Gerechtshof Den Haag

Datum uitspraak
19 juni 2013
Publicatiedatum
17 juli 2013
Zaaknummer
22-002001-12
Instantie
Gerechtshof Den Haag
Type
Uitspraak
Rechtsgebied
Strafrecht
Procedures
  • Hoger beroep
Vindplaatsen
  • Rechtspraak.nl
AI samenvatting door LexboostAutomatisch gegenereerd

Hoger beroep tegen veroordeling voor het telen van hennepplanten en diefstal van elektriciteit

In deze zaak heeft het Gerechtshof Den Haag op 19 juni 2013 uitspraak gedaan in hoger beroep tegen een eerdere veroordeling van de verdachte door de politierechter in de rechtbank 's-Gravenhage. De verdachte was beschuldigd van het telen van hennepplanten en het stelen van elektriciteit. De feiten betroffen een periode van bijna drieënhalve maand waarin de verdachte in zijn woning hennepplanten had geteeld en elektriciteit had afgetapt van Stedin Netbeheer BV. De politierechter had de verdachte veroordeeld tot een werkstraf van 100 uren, subsidiair 50 dagen vervangende hechtenis.
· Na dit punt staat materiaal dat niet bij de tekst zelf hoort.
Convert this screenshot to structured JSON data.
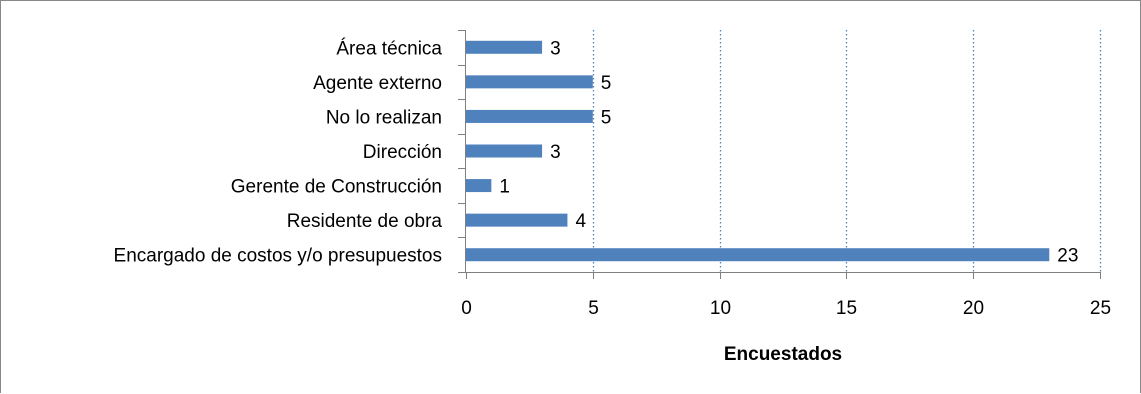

Tijdens de zitting in hoger beroep op 5 juni 2013 heeft het hof de vordering van de advocaat-generaal gehoord en de verdediging van de verdachte. De verdachte heeft betoogd dat de politie onrechtmatig zijn woning is binnengetreden, maar het hof oordeelde dat de verdachte toestemming had gegeven voor de doorzoeking. Het hof achtte de verdachte schuldig aan de ten laste gelegde feiten en vernietigde het vonnis van de politierechter, waarbij het hof de bewezenverklaring van de feiten bevestigde.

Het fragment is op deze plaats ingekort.